Когда она снова начала, как безумная, пришпоривать свой «альфа-ромео», Саймон решил на прощание проверить, умеет ли она вообще разговаривать.

— Вы тут живете или тоже приехали в гости? — спросил он для начала.

— Да.

Он долго смотрел на нее, пытаясь понять смысл ответа, но если что-то и прочитал по ее лицу, это не помогло. Решил попробовать еще раз:

— Вам случается путешествовать?

— Иногда.

Уже лучше. Нужно только запастись терпением.

— Надеюсь, мы с вами еще встретимся.

— Зачем?

— Мне интересно какое у вас лицо.
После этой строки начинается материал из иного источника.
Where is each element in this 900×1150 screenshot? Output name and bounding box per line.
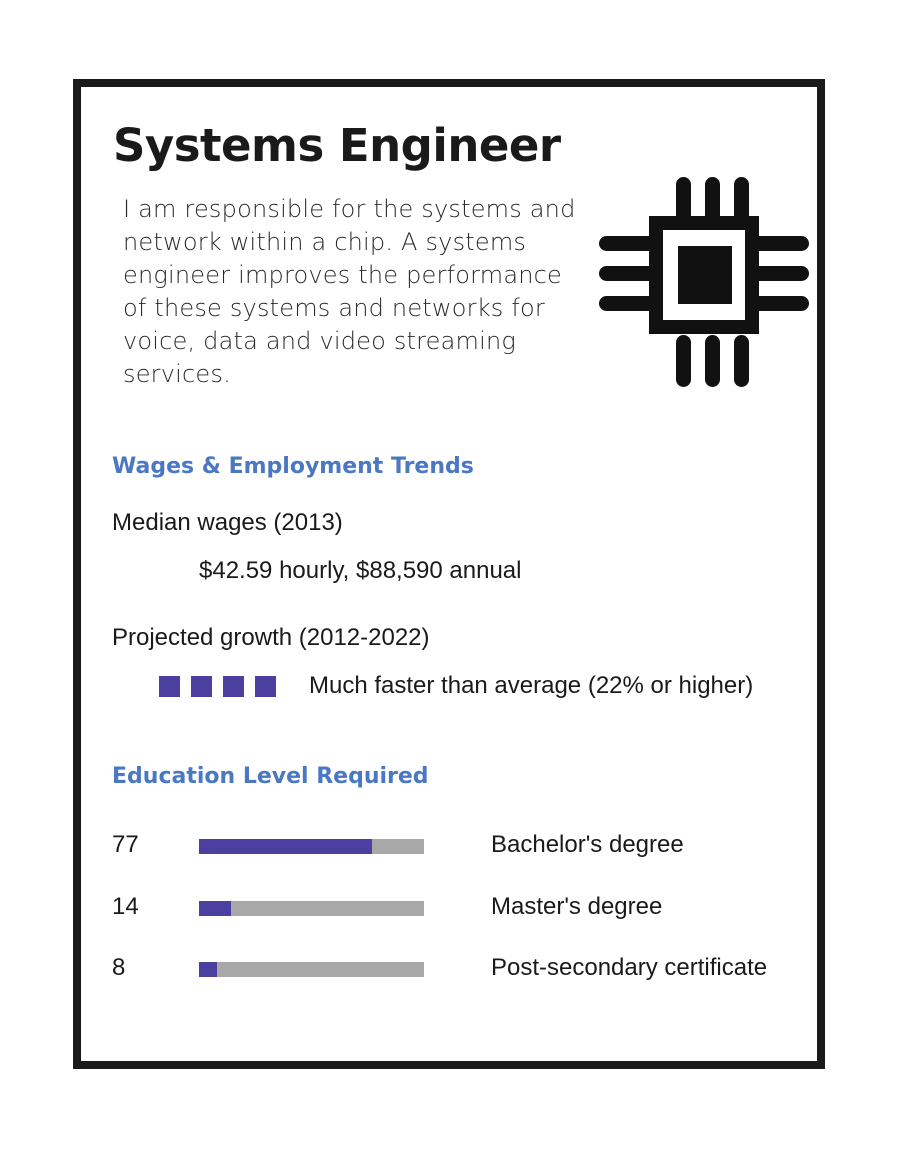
education-label: Bachelor's degree bbox=[491, 831, 684, 858]
education-bar-track bbox=[199, 962, 424, 977]
education-row: 77 Bachelor's degree bbox=[81, 831, 817, 861]
education-heading: Education Level Required bbox=[112, 764, 429, 789]
education-label: Post-secondary certificate bbox=[491, 954, 768, 981]
growth-square bbox=[255, 676, 276, 697]
education-row: 14 Master's degree bbox=[81, 893, 817, 923]
page-title: Systems Engineer bbox=[113, 119, 561, 172]
career-card: Systems Engineer I am responsible for th… bbox=[73, 79, 825, 1069]
wages-heading: Wages & Employment Trends bbox=[112, 454, 474, 479]
education-bar-track bbox=[199, 901, 424, 916]
education-row: 8 Post-secondary certificate bbox=[81, 954, 817, 984]
growth-square bbox=[223, 676, 244, 697]
projected-growth-value: Much faster than average (22% or higher) bbox=[309, 672, 754, 699]
median-wages-label: Median wages (2013) bbox=[112, 509, 343, 536]
job-description: I am responsible for the systems and net… bbox=[123, 195, 576, 388]
growth-rating bbox=[159, 676, 276, 697]
education-bar-fill bbox=[199, 901, 231, 916]
median-wages-value: $42.59 hourly, $88,590 annual bbox=[199, 557, 522, 584]
projected-growth-label: Projected growth (2012-2022) bbox=[112, 624, 430, 651]
education-bar-track bbox=[199, 839, 424, 854]
education-percent: 8 bbox=[112, 954, 126, 981]
growth-square bbox=[191, 676, 212, 697]
education-bar-fill bbox=[199, 962, 217, 977]
education-percent: 77 bbox=[112, 831, 139, 858]
growth-square bbox=[159, 676, 180, 697]
education-percent: 14 bbox=[112, 893, 139, 920]
education-bar-fill bbox=[199, 839, 373, 854]
microchip-icon bbox=[599, 177, 809, 387]
education-label: Master's degree bbox=[491, 893, 663, 920]
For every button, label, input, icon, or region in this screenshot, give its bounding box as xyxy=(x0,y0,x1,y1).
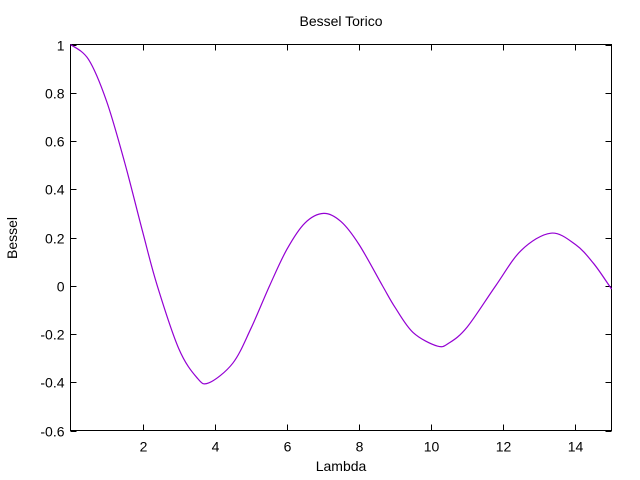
x-tick-label: 6 xyxy=(284,439,292,455)
x-tick-label: 8 xyxy=(356,439,364,455)
x-tick-label: 12 xyxy=(496,439,512,455)
axis-tick-labels: 2 4 6 8 10 12 14 -0.6 -0.4 -0.2 0 0.2 0.4 0.6 0.8 1 xyxy=(40,38,583,455)
y-tick-label: -0.6 xyxy=(40,424,64,440)
y-tick-label: 0.4 xyxy=(45,182,65,198)
plot-frame xyxy=(70,44,612,431)
x-axis-label: Lambda xyxy=(316,458,367,474)
y-tick-label: 0.6 xyxy=(45,134,65,150)
y-tick-label: 0.8 xyxy=(45,86,65,102)
x-tick-label: 14 xyxy=(568,439,584,455)
x-tick-label: 2 xyxy=(140,439,148,455)
y-tick-label: 1 xyxy=(57,38,65,54)
x-tick-label: 10 xyxy=(424,439,440,455)
axis-ticks xyxy=(70,44,612,432)
y-tick-label: -0.4 xyxy=(40,375,64,391)
y-axis-label: Bessel xyxy=(4,217,20,259)
series-line-bessel xyxy=(70,44,613,385)
chart-title: Bessel Torico xyxy=(299,13,382,29)
y-tick-label: 0 xyxy=(57,279,65,295)
y-tick-label: -0.2 xyxy=(40,327,64,343)
x-tick-label: 4 xyxy=(212,439,220,455)
y-tick-label: 0.2 xyxy=(45,231,65,247)
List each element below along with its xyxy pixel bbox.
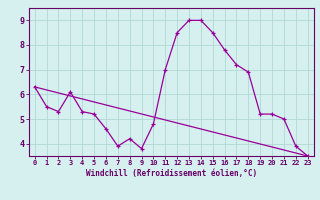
X-axis label: Windchill (Refroidissement éolien,°C): Windchill (Refroidissement éolien,°C): [86, 169, 257, 178]
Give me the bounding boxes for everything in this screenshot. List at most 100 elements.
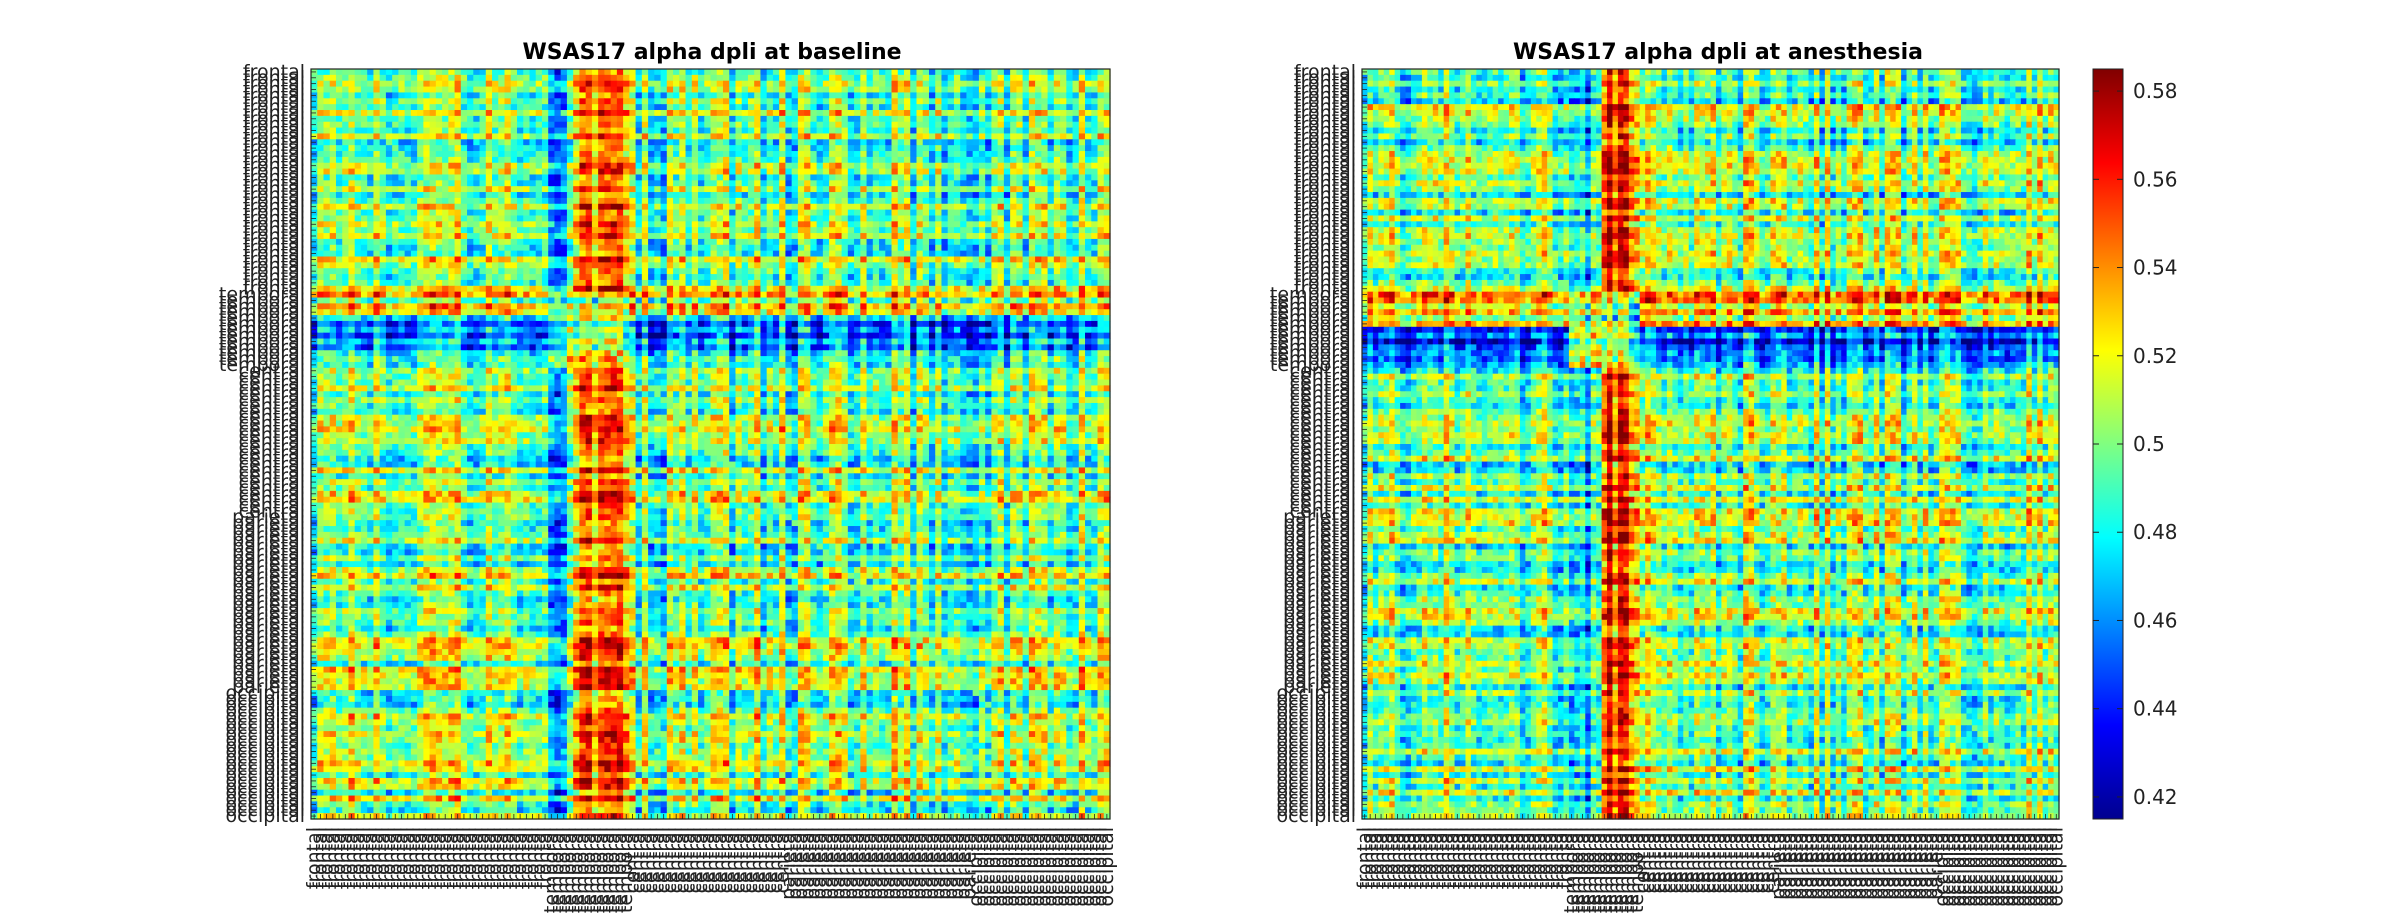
heatmap-cell [916, 169, 923, 175]
heatmap-cell [392, 128, 399, 134]
heatmap-cell [817, 92, 824, 98]
heatmap-cell [885, 104, 892, 110]
heatmap-cell [1066, 174, 1073, 180]
heatmap-cell [1023, 227, 1030, 233]
heatmap-cell [941, 92, 948, 98]
heatmap-cell [673, 169, 680, 175]
heatmap-cell [455, 133, 462, 139]
heatmap-cell [442, 169, 449, 175]
heatmap-cell [348, 239, 355, 245]
heatmap-cell [517, 104, 524, 110]
heatmap-cell [417, 268, 424, 274]
heatmap-cell [661, 87, 668, 93]
heatmap-cell [879, 268, 886, 274]
heatmap-cell [723, 180, 730, 186]
heatmap-cell [573, 180, 580, 186]
heatmap-cell [542, 116, 549, 122]
heatmap-cell [661, 292, 668, 298]
heatmap-cell [923, 257, 930, 263]
heatmap-cell [673, 192, 680, 198]
heatmap-cell [611, 262, 618, 268]
heatmap-cell [1004, 280, 1011, 286]
heatmap-cell [1029, 215, 1036, 221]
heatmap-cell [1079, 98, 1086, 104]
heatmap-cell [979, 251, 986, 257]
heatmap-cell [392, 204, 399, 210]
heatmap-cell [979, 180, 986, 186]
heatmap-cell [405, 280, 412, 286]
heatmap-cell [1004, 104, 1011, 110]
heatmap-cell [848, 280, 855, 286]
heatmap-cell [667, 116, 674, 122]
heatmap-cell [629, 151, 636, 157]
heatmap-cell [461, 198, 468, 204]
heatmap-cell [760, 192, 767, 198]
heatmap-cell [442, 257, 449, 263]
heatmap-cell [323, 180, 330, 186]
heatmap-cell [723, 204, 730, 210]
heatmap-cell [948, 292, 955, 298]
heatmap-cell [673, 262, 680, 268]
heatmap-cell [848, 268, 855, 274]
heatmap-cell [1048, 198, 1055, 204]
heatmap-cell [561, 198, 568, 204]
heatmap-cell [810, 210, 817, 216]
heatmap-cell [542, 139, 549, 145]
heatmap-cell [1098, 274, 1105, 280]
heatmap-cell [848, 163, 855, 169]
heatmap-cell [1091, 98, 1098, 104]
heatmap-cell [754, 274, 761, 280]
heatmap-cell [317, 292, 324, 298]
heatmap-cell [842, 92, 849, 98]
heatmap-cell [511, 75, 518, 81]
heatmap-cell [1010, 81, 1017, 87]
heatmap-cell [910, 122, 917, 128]
heatmap-cell [941, 262, 948, 268]
heatmap-cell [686, 239, 693, 245]
heatmap-cell [398, 186, 405, 192]
heatmap-cell [879, 245, 886, 251]
heatmap-cell [1041, 122, 1048, 128]
heatmap-cell [860, 251, 867, 257]
heatmap-cell [623, 204, 630, 210]
heatmap-cell [1004, 215, 1011, 221]
heatmap-cell [704, 81, 711, 87]
heatmap-cell [991, 75, 998, 81]
heatmap-cell [417, 145, 424, 151]
heatmap-cell [1023, 128, 1030, 134]
heatmap-cell [904, 69, 911, 75]
heatmap-cell [411, 210, 418, 216]
heatmap-cell [505, 221, 512, 227]
heatmap-cell [823, 92, 830, 98]
heatmap-cell [417, 233, 424, 239]
heatmap-cell [1085, 75, 1092, 81]
heatmap-cell [536, 268, 543, 274]
heatmap-cell [529, 233, 536, 239]
heatmap-cell [536, 81, 543, 87]
heatmap-cell [480, 174, 487, 180]
heatmap-cell [567, 198, 574, 204]
heatmap-cell [916, 69, 923, 75]
heatmap-cell [885, 233, 892, 239]
heatmap-cell [985, 239, 992, 245]
heatmap-cell [380, 180, 387, 186]
heatmap-cell [473, 192, 480, 198]
heatmap-cell [380, 268, 387, 274]
heatmap-cell [735, 198, 742, 204]
heatmap-cell [835, 245, 842, 251]
heatmap-cell [916, 215, 923, 221]
heatmap-cell [317, 157, 324, 163]
heatmap-cell [960, 227, 967, 233]
heatmap-cell [623, 145, 630, 151]
heatmap-cell [411, 268, 418, 274]
heatmap-cell [642, 192, 649, 198]
heatmap-cell [554, 280, 561, 286]
heatmap-cell [1041, 245, 1048, 251]
heatmap-cell [392, 215, 399, 221]
heatmap-cell [367, 180, 374, 186]
heatmap-cell [623, 233, 630, 239]
heatmap-cell [461, 133, 468, 139]
heatmap-cell [879, 145, 886, 151]
heatmap-cell [317, 110, 324, 116]
heatmap-cell [554, 215, 561, 221]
Узнаю ли я вас без очков?

— Нет.

Снова тот же голос, волнующий и ко всему безразличный.

— Аль ревнив?

— Не знаю.

Святой вздохнул. Возможно, его обаяние не так уж неотразимо. Он всерьез задумался над этим открытием. Так или иначе, она явно была способна владеть собой. По крайней мере, он должен был продолжать, потому что давно мучившая его мысль наконец вынырнула из закоулков мозга, где долго и упорно пряталась.

— Вы знаете, почему его зовут Хорек? — спросил он.

— Нет.

— Тогда я не буду забивать вам голову. Когда вернетесь, просто скажите ему, что я это знаю. Так вот — раз и вспомнил. Сделаете?

— Да.

Они были уже на месте, и винт вертолета уже лениво вращался, готовясь к отлету. Но Святой хотел убедиться, что его просьба обязательно будет передана. Он встал с сиденья, остановился, не закрывая двери, вынул смятую пачку «зелененьких», которую сунул ему Дестамио, решительно помахал перед носом Лили, потом протянул ей одну бумажку.

— Прошу передать, что эти листочки мне нравятся. Но только плохо, что их маловато. Покажите ему это, чтобы знал, о чем речь. Скажите ему, что теперь все будет стоить дороже из-за Хорька. Вы считаете, что все поняли?

Она спокойно кивнула.

— Желаю удачи, — сказал Святой.

Он захлопнул дверку и наклонился к Лили. Оставался еще последний штрих, в котором он никак не мог себе отказать, каким бы излишним он ни казался. Прежде всего он должен быть убедительным.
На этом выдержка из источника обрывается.